Fuck. The school called her.
“I’m not making excuses, the shitty therapist is the one doing that. It's not like I asked to get assessed for it.”
“So you do know what I’m calling about! How many times do I have to repeat myself to get it in your thick skull that lying straight to my face isn’t going to work Katsuki? I want to help you but god dammit you make it hard to be around you when you pull pathetic shit like this.”
Ah yes. Because no information was given between him not knowing and him figuring it out, so of course he was lying!
“I wasn’t trying to make your life hard, come the fuck on.” A scoff echoed through his ears before his mother just sighed through the phone.
“Yeah it’s pretty clear you weren’t trying alright. Yet again your carelessness and selfishness becomes everyone else’s problem because you can’t be bothered to have some basic manners and not make a mountain out of every single molehill you dig up for yourself.”
Katsuki stayed quiet at that. He knew she was right and he also knew the quicker she got through her rant the quicker he could hang up. At least over the phone he could close his eyes and tense his face to stop himself from responding without being accused of rolling his eyes or some shit.

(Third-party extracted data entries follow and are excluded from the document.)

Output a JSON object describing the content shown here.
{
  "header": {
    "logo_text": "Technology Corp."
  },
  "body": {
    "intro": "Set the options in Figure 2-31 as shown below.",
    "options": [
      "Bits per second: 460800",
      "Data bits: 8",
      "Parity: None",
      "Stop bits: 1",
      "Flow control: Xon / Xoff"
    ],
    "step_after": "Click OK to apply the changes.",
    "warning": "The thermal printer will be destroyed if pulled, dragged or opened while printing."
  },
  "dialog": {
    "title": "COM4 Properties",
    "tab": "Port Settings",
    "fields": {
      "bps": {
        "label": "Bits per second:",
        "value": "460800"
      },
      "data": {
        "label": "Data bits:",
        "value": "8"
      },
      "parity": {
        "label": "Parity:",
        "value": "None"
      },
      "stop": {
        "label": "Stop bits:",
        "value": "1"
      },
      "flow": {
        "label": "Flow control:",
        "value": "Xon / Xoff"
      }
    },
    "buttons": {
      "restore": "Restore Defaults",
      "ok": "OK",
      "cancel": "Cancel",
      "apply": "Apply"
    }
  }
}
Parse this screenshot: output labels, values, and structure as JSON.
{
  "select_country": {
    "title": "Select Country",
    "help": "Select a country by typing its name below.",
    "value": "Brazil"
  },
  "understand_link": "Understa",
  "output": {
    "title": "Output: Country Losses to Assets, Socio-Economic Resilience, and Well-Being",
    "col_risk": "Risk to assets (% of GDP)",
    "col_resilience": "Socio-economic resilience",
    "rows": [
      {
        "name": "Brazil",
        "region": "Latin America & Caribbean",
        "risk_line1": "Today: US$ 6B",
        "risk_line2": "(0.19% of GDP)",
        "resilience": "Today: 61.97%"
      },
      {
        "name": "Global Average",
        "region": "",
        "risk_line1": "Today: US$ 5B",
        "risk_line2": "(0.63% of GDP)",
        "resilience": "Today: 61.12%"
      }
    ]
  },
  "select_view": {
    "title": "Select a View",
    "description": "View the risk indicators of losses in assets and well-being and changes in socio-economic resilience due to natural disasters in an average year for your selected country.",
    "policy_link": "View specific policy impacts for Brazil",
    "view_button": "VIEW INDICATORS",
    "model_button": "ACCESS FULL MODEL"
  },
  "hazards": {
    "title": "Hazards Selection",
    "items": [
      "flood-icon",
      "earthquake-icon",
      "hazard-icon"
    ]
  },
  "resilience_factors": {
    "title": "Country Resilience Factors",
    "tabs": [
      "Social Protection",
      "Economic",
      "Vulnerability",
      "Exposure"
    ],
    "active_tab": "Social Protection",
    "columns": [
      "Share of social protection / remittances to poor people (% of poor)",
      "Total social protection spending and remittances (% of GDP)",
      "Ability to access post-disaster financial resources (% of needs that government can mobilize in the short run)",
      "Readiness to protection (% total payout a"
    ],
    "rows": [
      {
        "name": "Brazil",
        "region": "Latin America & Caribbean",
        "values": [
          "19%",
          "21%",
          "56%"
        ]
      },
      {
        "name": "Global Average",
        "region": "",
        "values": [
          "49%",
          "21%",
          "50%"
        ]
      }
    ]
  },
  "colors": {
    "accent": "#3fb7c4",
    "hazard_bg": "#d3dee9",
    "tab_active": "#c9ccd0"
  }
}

“Can’t even be bothered to respond. Typical. Just, actually try and not fuck up everything you touch for once? Ok?”
“Yeah. Got it.”
“Come round for lunch this weekend if UA lets you.”
“Sure.”
“I love you Katsuki, you being difficult doesn’t change that.”
Katsuki stays silent for a moment more. It’s not like he wants to be difficult, it just happens.
“Yeah I know. Love you too mum.”
The line went dead.
He felt like he was about to explode, possibly literally with how much sweat he’d accumulated under the duvet. Getting work done now was going to be impossible, he’d already ruled out his All Might documentary, and there was no way in hell he was letting any of his classmates see him like this so going to the common room was out of the question too.
That just left going to train. He counted to five on his fingers on repeat as he slowly emerged from the duvet cocoon, grabbed his training bag, and shoved on his headphones, continuing the count as he dragged himself to the gym.